TBWA\CHIAT\DAY’s Vaino Leskinen on Storytelling in Mobile Advertising

 

Vaino Leskinen’s career in mobile spans 16 years, four continents and numerous industry firsts. He created his first mobile campaign in 1998, first mobile marketing platform in 2000, first mobile app in 2002 and a fully functioning mobile banking system in 2005. Last year, Vaino’s teams took home a ton of advertising awards for Adidas Windowshopping and McDonald’s Angry Birds campaigns. Currently based in Los Angeles, Vaino serves as the Global Director of Mobile at TBWA\CHIAT\DAY. Mobile Media Summit CEO/Founder Paran Johar was able to chat with Vaino before his anticipated July 28 panel at Mobile Media Summit Chicago.
 
Paran: Welcome back to our favorite Finn, Vaino Leskinen. Vaino, Finland is obviously a global center of excellence in mobile. As you are now working in LA, what can you tell us about the differences in approach to mobile marketing in hyper-connected Finland from North America? What have you seen there that we will see here soon?

 
Vaino:Thank you for inviting me back. It is always a pleasure.

Storytelling has always been and continues to be a challenge for brands in mobile. Stories are the way we make sense of our world. For any brand, stories are also the strongest way to form an emotional connection with its audience. However, scalable mobile ad formats like banners and interstitials have been fairly simple and sometimes downright boring. Pioneers, such as Rovio and Supercell, followed by tens of game studios, have trail-blazed mobile as a narrative technology. Whether it’s been the actual mobile games, fresh in-game advertising formats, or video ads for user acquisition, Finnish studios have been at the forefront of storytelling in mobile for over a decade.
 
Paran: In Chicago you will join a panel on doing social and mobile correctly. Can you give us a preview of your discussion? Where do we start to make social work on mobile?
 
Vaino:I think all the usual suspects are important, such as capturing the data and listening. But when the right moment for engagement occurs, the brand needs to have something to say. It needs to be culturally relevant and it needs to have a clear point of view.
 
Paran: We hear so many organizations say they are mobile first, but how many are actually living up to that statement? How do you know when you are truly mobile first?
 
Vaino: At the risk of sounding like a broken record, I do not believe a brand or its agency should be mobile first. I don’t believe TV or Virtual Reality should come first either.
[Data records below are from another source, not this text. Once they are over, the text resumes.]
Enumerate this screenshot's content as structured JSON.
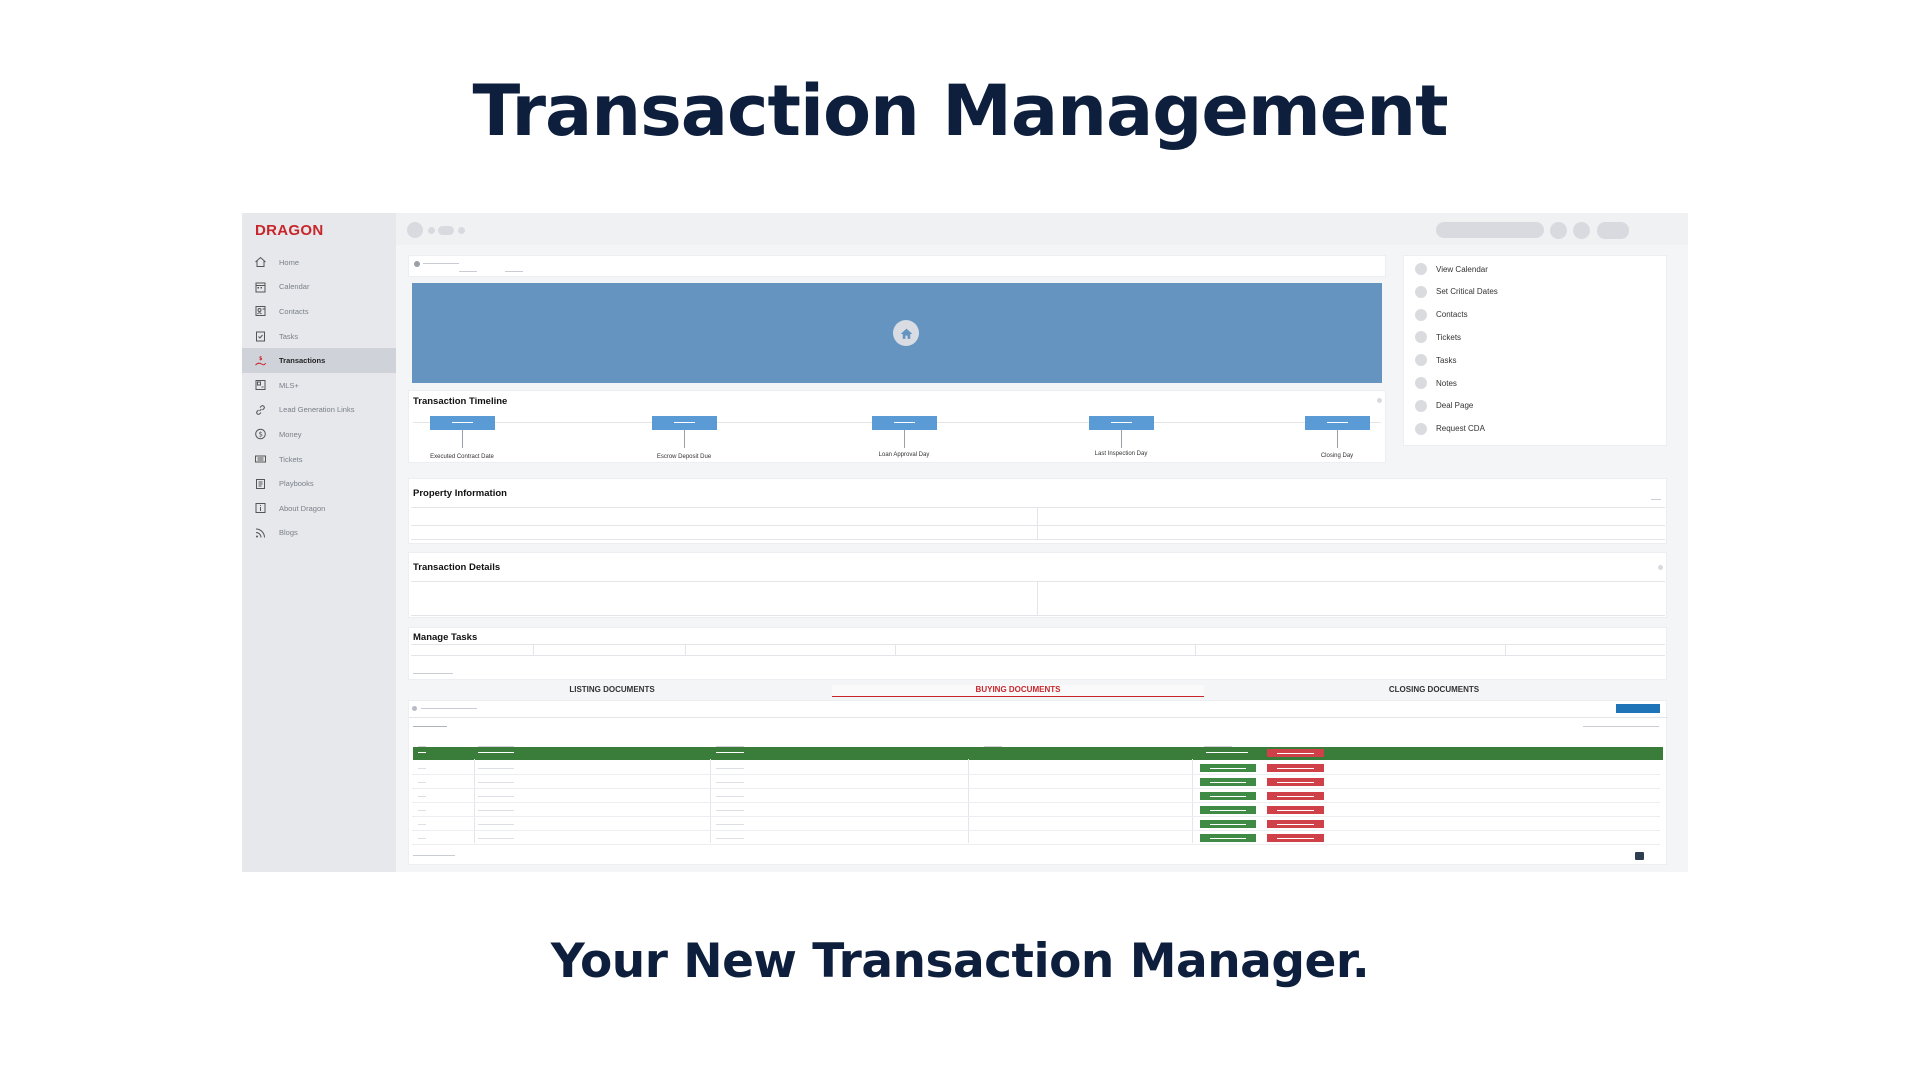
{
  "headline": {
    "title": "Transaction Management",
    "tagline": "Your New Transaction Manager."
  },
  "app": {
    "logo": "DRAGON",
    "sidebar": {
      "items": [
        {
          "label": "Home",
          "icon": "home-icon"
        },
        {
          "label": "Calendar",
          "icon": "calendar-icon"
        },
        {
          "label": "Contacts",
          "icon": "contacts-icon"
        },
        {
          "label": "Tasks",
          "icon": "tasks-icon"
        },
        {
          "label": "Transactions",
          "icon": "transactions-icon",
          "active": true
        },
        {
          "label": "MLS+",
          "icon": "mls-icon"
        },
        {
          "label": "Lead Generation Links",
          "icon": "link-icon"
        },
        {
          "label": "Money",
          "icon": "money-icon"
        },
        {
          "label": "Tickets",
          "icon": "ticket-icon"
        },
        {
          "label": "Playbooks",
          "icon": "playbook-icon"
        },
        {
          "label": "About Dragon",
          "icon": "info-icon"
        },
        {
          "label": "Blogs",
          "icon": "rss-icon"
        }
      ]
    },
    "timeline": {
      "title": "Transaction Timeline",
      "milestones": [
        "Executed Contract Date",
        "Escrow Deposit Due",
        "Loan Approval Day",
        "Last Inspection Day",
        "Closing Day"
      ]
    },
    "quick_actions": [
      "View Calendar",
      "Set Critical Dates",
      "Contacts",
      "Tickets",
      "Tasks",
      "Notes",
      "Deal Page",
      "Request CDA"
    ],
    "sections": {
      "property": "Property Information",
      "details": "Transaction Details",
      "tasks": "Manage Tasks"
    },
    "document_tabs": [
      {
        "label": "LISTING DOCUMENTS"
      },
      {
        "label": "BUYING DOCUMENTS",
        "active": true
      },
      {
        "label": "CLOSING DOCUMENTS"
      }
    ],
    "colors": {
      "brand_red": "#c8262b",
      "banner_blue": "#6594c1",
      "timeline_blue": "#5b9bd5",
      "table_header_green": "#3a7d3a",
      "approve_green": "#3f8a44",
      "reject_red": "#d04048",
      "title_navy": "#0d1f3c"
    }
  }
}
You guessed it – brands should be story-led.

There are a few simple questions you can use to see if the way you tell your stories is mobile proof. (1) have you built an insight of a mobile moment where your brand’s story has natural attention? (2) Have you figured out a way your audience can turn into users of your story? (3) How can they immerse and engage themselves and how can they play your story? (4) Does your brand’s presence in mobile feel authentic and magical to the user? (5) Are you capturing the analytics that help you improve and improve again?
 
Paran: Finally, what changes and new developments in mobile will we be talking about next year at Mobile Media Summit Chicago in 2016?
 
Vaino: We’ll be focusing on the topic “How to advertise in a zero-interface environment”.